Tetapi sekarang, ia menahan
diri dan mengekang perasaannya, jika terjadi keributan tentu tidak baik untuk
pihaknya. Dengan menahan kemendongkolan hatinya, Khang Thiam Lu bilang:
"Baiklah, terima kasih untuk perhatian jiewie berdua," katanya.
"Maaf, aku tidak bisa menemani kalian berdua lebih lama lagi."
Lelaki yang berpakaian seperti
pengemis itu tersenyum, ia mengeluarkan sekerat daging dendeng kemudian
memakannya, mengunyah dengan sikap seenaknya. Melihat lagaknya, Khang Thiam Lu
semakin yakin bahwa lelaki ini tidak beres pikirannya.
"Sayang, sayang sekali !
Penyakit yang tidak begitu berbahaya seperti itu, akhirnya harus membuatnya
mati ! Tampaknya dia terluka oleh totokan....!" Menggumam lelaki
berpakaian pengemis itu sambil berpaling kepada wanita yang menjadi kawannya.
"Ya, lukanya sebelumnya
tidak usah membuat dia sampai menemui ajalnya !" Menyahuti wanita itu,
mengambil daging dendeng di tangan lelaki itu, kemudian memakannya.

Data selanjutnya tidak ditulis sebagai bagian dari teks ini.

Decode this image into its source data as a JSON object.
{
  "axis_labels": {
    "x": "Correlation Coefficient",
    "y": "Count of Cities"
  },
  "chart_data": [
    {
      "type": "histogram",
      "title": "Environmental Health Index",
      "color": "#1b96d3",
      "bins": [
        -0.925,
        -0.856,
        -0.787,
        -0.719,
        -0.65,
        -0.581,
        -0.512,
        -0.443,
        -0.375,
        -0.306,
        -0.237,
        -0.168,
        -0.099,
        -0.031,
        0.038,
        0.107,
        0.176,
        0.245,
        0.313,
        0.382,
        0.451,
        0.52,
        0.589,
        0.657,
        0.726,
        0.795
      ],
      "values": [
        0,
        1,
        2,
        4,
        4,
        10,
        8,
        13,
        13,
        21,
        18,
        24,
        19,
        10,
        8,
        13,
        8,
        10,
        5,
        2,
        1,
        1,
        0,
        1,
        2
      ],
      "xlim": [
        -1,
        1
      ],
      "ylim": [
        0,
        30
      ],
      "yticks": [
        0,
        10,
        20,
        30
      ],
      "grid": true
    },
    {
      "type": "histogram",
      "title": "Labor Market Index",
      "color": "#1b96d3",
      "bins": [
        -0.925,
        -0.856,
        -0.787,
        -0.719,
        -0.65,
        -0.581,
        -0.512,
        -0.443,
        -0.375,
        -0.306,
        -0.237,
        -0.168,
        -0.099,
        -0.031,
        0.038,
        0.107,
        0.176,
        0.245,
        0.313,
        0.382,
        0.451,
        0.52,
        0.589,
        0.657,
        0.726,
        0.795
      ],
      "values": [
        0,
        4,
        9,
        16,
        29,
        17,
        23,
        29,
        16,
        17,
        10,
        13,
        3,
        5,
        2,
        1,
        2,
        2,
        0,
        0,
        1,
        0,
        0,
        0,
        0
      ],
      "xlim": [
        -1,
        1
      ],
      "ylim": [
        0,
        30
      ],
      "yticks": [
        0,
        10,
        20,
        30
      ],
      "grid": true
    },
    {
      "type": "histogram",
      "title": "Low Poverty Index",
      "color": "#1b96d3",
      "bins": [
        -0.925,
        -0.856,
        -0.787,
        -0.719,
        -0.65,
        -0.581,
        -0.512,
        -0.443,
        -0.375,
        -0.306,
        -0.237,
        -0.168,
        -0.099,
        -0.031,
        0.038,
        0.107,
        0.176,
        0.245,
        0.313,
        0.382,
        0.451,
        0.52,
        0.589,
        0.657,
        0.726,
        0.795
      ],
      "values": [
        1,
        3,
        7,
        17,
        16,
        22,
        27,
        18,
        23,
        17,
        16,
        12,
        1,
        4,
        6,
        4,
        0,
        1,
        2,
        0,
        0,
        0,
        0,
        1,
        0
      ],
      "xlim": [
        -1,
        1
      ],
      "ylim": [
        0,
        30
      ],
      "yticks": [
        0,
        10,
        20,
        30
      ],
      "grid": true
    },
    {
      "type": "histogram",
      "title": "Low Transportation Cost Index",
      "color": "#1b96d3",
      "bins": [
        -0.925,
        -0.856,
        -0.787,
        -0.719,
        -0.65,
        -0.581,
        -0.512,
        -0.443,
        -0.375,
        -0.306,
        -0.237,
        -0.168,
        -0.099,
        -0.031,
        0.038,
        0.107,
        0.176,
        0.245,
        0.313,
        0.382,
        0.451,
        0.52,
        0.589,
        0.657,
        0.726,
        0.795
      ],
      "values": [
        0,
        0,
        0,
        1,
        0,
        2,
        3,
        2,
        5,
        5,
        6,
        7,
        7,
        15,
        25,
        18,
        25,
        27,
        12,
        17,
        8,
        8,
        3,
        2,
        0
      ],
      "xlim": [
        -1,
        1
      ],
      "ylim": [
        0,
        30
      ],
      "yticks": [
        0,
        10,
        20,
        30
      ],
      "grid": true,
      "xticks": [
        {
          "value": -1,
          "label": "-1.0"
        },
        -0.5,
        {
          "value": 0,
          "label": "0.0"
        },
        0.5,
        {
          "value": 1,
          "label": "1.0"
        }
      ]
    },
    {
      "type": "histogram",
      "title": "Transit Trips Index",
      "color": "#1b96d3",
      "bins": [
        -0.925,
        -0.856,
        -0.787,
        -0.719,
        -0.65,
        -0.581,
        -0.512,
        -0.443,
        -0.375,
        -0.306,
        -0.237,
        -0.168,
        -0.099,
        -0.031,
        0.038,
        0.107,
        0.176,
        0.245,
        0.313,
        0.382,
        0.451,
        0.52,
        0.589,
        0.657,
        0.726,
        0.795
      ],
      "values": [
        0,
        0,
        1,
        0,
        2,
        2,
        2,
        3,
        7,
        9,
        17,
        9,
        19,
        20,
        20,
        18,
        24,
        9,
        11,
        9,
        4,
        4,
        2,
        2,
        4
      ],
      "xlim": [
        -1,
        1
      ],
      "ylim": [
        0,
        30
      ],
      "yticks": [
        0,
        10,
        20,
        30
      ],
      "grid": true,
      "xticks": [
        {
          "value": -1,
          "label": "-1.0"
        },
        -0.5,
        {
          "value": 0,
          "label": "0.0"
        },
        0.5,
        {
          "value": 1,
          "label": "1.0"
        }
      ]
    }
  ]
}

Khang Thiam Lu yang sejak tadi
sudah mendelu dan ingin menutup lagi daun jendela kamar, mendengar percakapan
ke dua orang tersebut. Tiba-tiba serupa ingatan berkelebat di pikirannya,
hatinya kaget bercampur girang. la ingat kepada seseorang. "Apakah mereka
bukan sepasang Tabib Hutan yang sangat terkenal sekali, yang di dalam kalangan
Kangouw merupakan tabib yang mengetahui 104 luka yang terparah dan sanggup
diobati, sehingga merekapun digelari sebagai Sepasang Bengkel Manusia ?!"
Sepasang Tabib Hutan yang
dimaksudkan oleh Khang Thiam Lu adalah sepasang suami isteri yang memiliki
perangai luar biasa anehnya, di dalam kalangan Kangouw mereka sangat terkenal
sebagai pasangan suami isteri yang memiliki pengetahuan sangat tinggi untuk
ilmu pengobatan.
Sampai digelarinya sepasang
suami isteri itu sebagai Sepasang Bengkel Manusia, karena mereka berdua seperti
juga bengkelnya manusia, jika ada yang terluka parah, asal belum mati dan masih
bernapas, pasti jiwa orang itu bisa diselamatkan dan disembuhkan.